As I write this, I am sitting in my shabby Queens apartment, where I work alone during the day. No one will see me except for my roommates and my deli guy, yet I’m smartly dressed in a gray pin-striped suit with a shiny green tie. I don’t have to wear this. My 30 straight days of donning a suit and tie, as mandated by this magazine, ended four days ago. What I told myself is that dressing formally again might help me reflect better on the experience, but the truth is this: I missed the suit.
This longing is beyond unexpected. I am not a suit guy. Aside from weddings and funerals, I probably hadn’t worn one since a semiformal waltz party in college (and only then because the waltz nights were known to be hookup extravaganzas).
I spent the first morning of this experiment, which coincided with a torrential downpour, rushing to a doctor’s appointment, futilely trying to keep my $350 jacket dry with my $5 umbrella and wondering why I had signed up for this.

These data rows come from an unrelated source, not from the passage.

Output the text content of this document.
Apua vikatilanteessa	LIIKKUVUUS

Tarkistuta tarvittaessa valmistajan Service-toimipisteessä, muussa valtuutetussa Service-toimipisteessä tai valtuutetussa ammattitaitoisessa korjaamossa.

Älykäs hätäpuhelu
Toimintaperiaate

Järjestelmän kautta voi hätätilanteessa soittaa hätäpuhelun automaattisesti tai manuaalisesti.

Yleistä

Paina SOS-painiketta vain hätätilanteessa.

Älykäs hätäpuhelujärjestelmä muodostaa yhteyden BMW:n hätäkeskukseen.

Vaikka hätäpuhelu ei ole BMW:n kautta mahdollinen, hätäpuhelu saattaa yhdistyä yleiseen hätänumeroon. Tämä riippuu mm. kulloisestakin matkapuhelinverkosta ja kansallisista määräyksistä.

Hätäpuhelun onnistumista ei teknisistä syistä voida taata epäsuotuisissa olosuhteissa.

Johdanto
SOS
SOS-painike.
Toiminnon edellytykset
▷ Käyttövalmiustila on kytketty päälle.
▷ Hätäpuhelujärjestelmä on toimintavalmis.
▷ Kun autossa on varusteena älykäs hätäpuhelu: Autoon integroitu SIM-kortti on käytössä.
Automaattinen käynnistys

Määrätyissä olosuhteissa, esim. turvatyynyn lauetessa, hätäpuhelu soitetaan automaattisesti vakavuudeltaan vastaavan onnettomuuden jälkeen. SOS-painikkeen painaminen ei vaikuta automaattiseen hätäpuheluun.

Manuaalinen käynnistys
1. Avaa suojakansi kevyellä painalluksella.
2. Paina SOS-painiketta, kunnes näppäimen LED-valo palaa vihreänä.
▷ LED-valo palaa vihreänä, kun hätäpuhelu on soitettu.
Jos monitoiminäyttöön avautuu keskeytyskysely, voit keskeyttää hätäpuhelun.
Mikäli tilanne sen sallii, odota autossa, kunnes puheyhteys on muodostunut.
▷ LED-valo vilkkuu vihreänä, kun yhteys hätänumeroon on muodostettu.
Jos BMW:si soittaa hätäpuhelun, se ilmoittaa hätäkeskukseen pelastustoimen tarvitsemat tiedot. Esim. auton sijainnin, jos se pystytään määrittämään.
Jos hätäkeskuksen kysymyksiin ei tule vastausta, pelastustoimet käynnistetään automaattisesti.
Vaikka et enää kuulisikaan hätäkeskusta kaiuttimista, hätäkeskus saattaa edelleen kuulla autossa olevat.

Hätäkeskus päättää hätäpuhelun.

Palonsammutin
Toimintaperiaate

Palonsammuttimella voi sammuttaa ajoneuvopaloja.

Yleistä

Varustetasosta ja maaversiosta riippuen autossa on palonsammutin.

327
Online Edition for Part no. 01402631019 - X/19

Then I started to notice things. I went on a first date, petrified that the suit would paint me as grossly overeager. Instead, my companion warmly complimented the attire and said if she’d known it was a “fancy date,” she would have worn a sexy dress and heels. (Lesson learned.) Later I went to drop off writing samples at a very corporate publishing house. Despite my lack of an appointment, I was immediately issued a security pass and ushered to the proper floor. (In the old days I would have been directed to the courier’s entrance.)
That doesn’t mean there weren’t drawbacks. Whereas a suit elicits happy feelings all around, a tie does not. When you cook things on the stove or bend over to take out the trash, your tie will drop into things. Also, showing up for late-night beers with your tie still fastened tends to come across as a smidge… uptight. People will often say, “Nice tie,” but the subtext is: Do you realize you’re still wearing your tie, douche bag?
Perhaps the best illustration of the suit experience is as follows: About ten days in, I found myself at Kinko’s, trying to copy some articles for a job application. The only working copier was behind the attendant’s desk, where a surly, overweight woman explained that duplicating these stories (my stories, mind you) would violate copyright law. In the past I would have stormed away, cursing. On this day, however, a little voice rose up in my head: “Fuck this, are you going to be pushed around by a Kinko’s clerk?” I straightened my tie, smiled at the copy Nazi and said, “This is really urgent. Is there anything you can do?”